Embora imaginado na década de 1990 sob a presidência de Hosni Mubarak, o Grande Museu Egípcio simboliza a política seguida por Abdel Fattah al-Sissi, que pode conseguir a reeleição sem surpresa.

O museu se junta à lista de projetos arqueológicos patrocinados pelo governo celebrados com grande alarde, como a transferência, em abril de 2021, de 22 múmias reais do Museu Egípcio na Praça Tahrir para o novo Museu Nacional da Civilização Egípcia instalado nos subúrbios ao sul do Cairo. Transportados pela capital em veículos militares blindados transformados em barcas funerárias, foram recebidas pelo presidente al-Sissi e por 21 tiros de canhão diante dos meios de comunicação de todo o mundo. A população só pôde acompanhar a cerimônia pela televisão, pois as ruas haviam sido isoladas pela polícia.

O presidente al-Sissi acolhe 22 múmias reais no Museu Nacional da Civilização Egípcia, 3/4/21, no Cairo.
O presidente al-Sissi acolhe 22 múmias reais no Museu Nacional da Civilização Egípcia, 3/4/21, no Cairo. AP

O objetivo dessa política é triplo. Isso envolve unir a população em torno de um passado comum, inevitavelmente glorioso. “O desfile de múmias realmente contribuiu para aumentar a conscientização entre os egípcios”, disse o ex-ministro do Turismo e Antiguidades, Khaled el-Hanany, nas colunas da revista National Geographic em outubro de 2022. “Isso mostra que pertencemos todos a uma grande civilização, que respeitamos os nossos antepassados. O Grande Museu Egípcio enviará as mesmas mensagens de formas novas e poderosas, com orgulho, respeito, unidade e força."

A exploração da Antiguidade para fins políticos não é nova. Já na década de 1930, num contexto de crescente nacionalismo egípcio, surgiu um movimento ideológico que reivindicava esse passado antigo como parte integrante da identidade egípcia: o faraonismo.
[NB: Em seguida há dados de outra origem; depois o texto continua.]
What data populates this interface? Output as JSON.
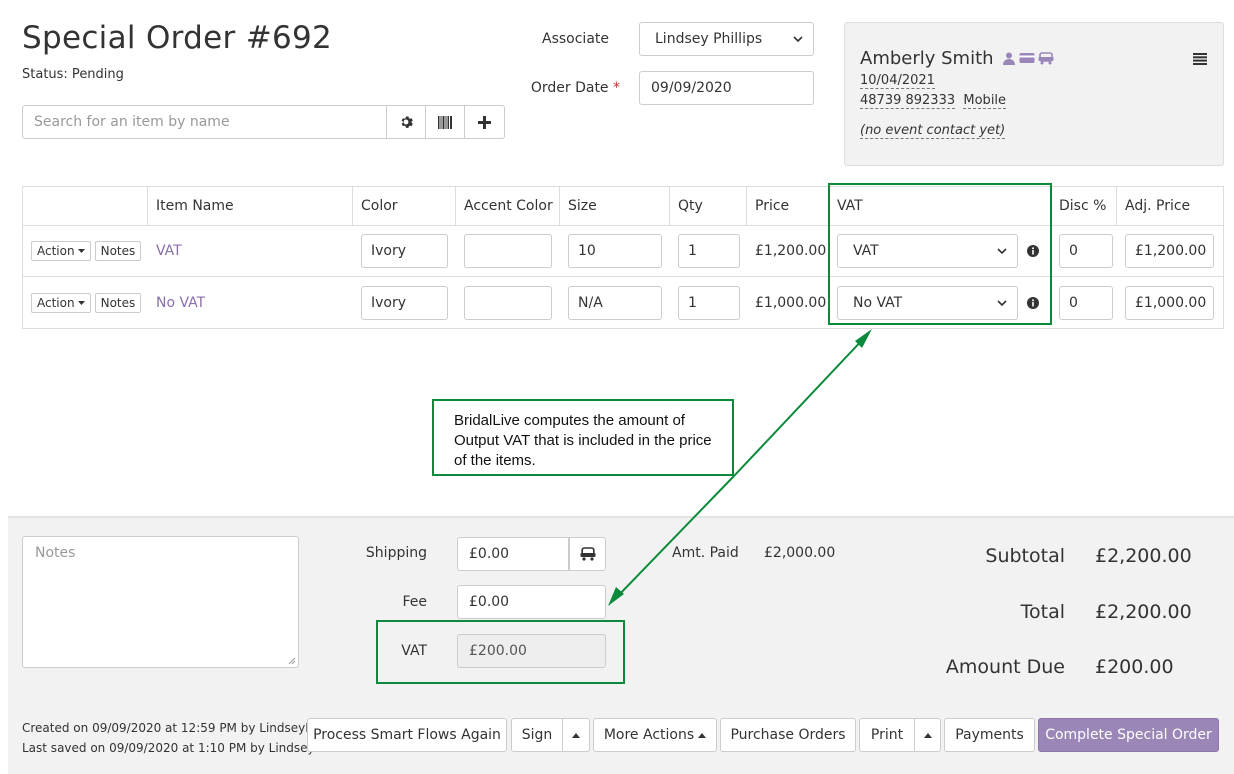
{
  "header": {
    "title": "Special Order #692",
    "status": "Status: Pending"
  },
  "search": {
    "placeholder": "Search for an item by name",
    "buttons": [
      "gear-icon",
      "barcode-icon",
      "plus-icon"
    ]
  },
  "form": {
    "associate_label": "Associate",
    "associate_value": "Lindsey Phillips",
    "order_date_label": "Order Date",
    "order_date_required": "*",
    "order_date_value": "09/09/2020"
  },
  "customer": {
    "name": "Amberly Smith",
    "date": "10/04/2021",
    "phone": "48739 892333",
    "phone_type": "Mobile",
    "event_contact": "(no event contact yet)",
    "icons": [
      "person-icon",
      "card-icon",
      "car-icon"
    ]
  },
  "table": {
    "headers": [
      "",
      "Item Name",
      "Color",
      "Accent Color",
      "Size",
      "Qty",
      "Price",
      "VAT",
      "Disc %",
      "Adj. Price"
    ],
    "action_label": "Action",
    "notes_label": "Notes",
    "rows": [
      {
        "item": "VAT",
        "color": "Ivory",
        "accent": "",
        "size": "10",
        "qty": "1",
        "price": "£1,200.00",
        "vat": "VAT",
        "disc": "0",
        "adj_price": "£1,200.00"
      },
      {
        "item": "No VAT",
        "color": "Ivory",
        "accent": "",
        "size": "N/A",
        "qty": "1",
        "price": "£1,000.00",
        "vat": "No VAT",
        "disc": "0",
        "adj_price": "£1,000.00"
      }
    ]
  },
  "callout": {
    "text": "BridalLive computes the amount of Output VAT that is included in the price of the items."
  },
  "bottom": {
    "notes_placeholder": "Notes",
    "shipping_label": "Shipping",
    "shipping_value": "£0.00",
    "fee_label": "Fee",
    "fee_value": "£0.00",
    "vat_label": "VAT",
    "vat_value": "£200.00",
    "amt_paid_label": "Amt. Paid",
    "amt_paid_value": "£2,000.00",
    "subtotal_label": "Subtotal",
    "subtotal_value": "£2,200.00",
    "total_label": "Total",
    "total_value": "£2,200.00",
    "amount_due_label": "Amount Due",
    "amount_due_value": "£200.00",
    "created": "Created on 09/09/2020 at 12:59 PM by LindseyP",
    "saved": "Last saved on 09/09/2020 at 1:10 PM by LindseyP"
  },
  "actions": {
    "process_smart_flows": "Process Smart Flows Again",
    "sign": "Sign",
    "more_actions": "More Actions",
    "purchase_orders": "Purchase Orders",
    "print": "Print",
    "payments": "Payments",
    "complete": "Complete Special Order"
  },
  "colors": {
    "highlight": "#0a8a3a",
    "link": "#8a6fa8",
    "primary": "#9b86b8"
  }
}
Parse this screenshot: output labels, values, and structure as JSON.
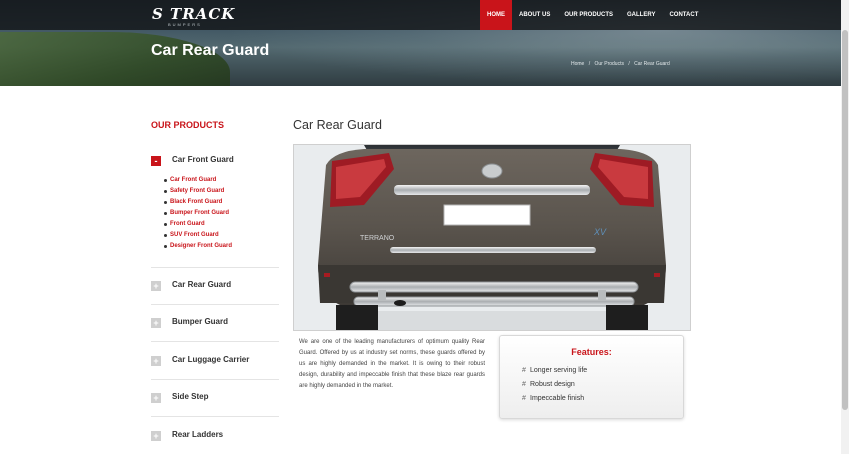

A tendência tomou forma na década de 1980, sob o regime de Hosni Mubarak e continua até hoje. “Os egípcios mobilizam figuras faraônicas cada vez que querem unir a nação em torno de uma referência comum que crie consenso. Os faraós são muito práticos para isso, porque vão além da divisão muçulmano-cristã”, observou Frédéric Mougenot, curador de antiguidades do Museu de Belas Artes de Lille, no nordeste da França, num documentário da France Culture.

Relançar o turismo

A promoção da história faraônica também visa reavivar um setor turístico moribundo que, no entanto, é essencial para a economia egípcia – representa um décimo do produto interno bruto e é a principal receita cambial – que se encontra em perigo. O país mais populoso do mundo árabe enfrenta há anos uma crise econômica latente, agravada pela guerra na Ucrânia. A libra egípcia perdeu metade do seu valor face ao dólar, conduzindo a uma inflação que atinge atualmente os 40%.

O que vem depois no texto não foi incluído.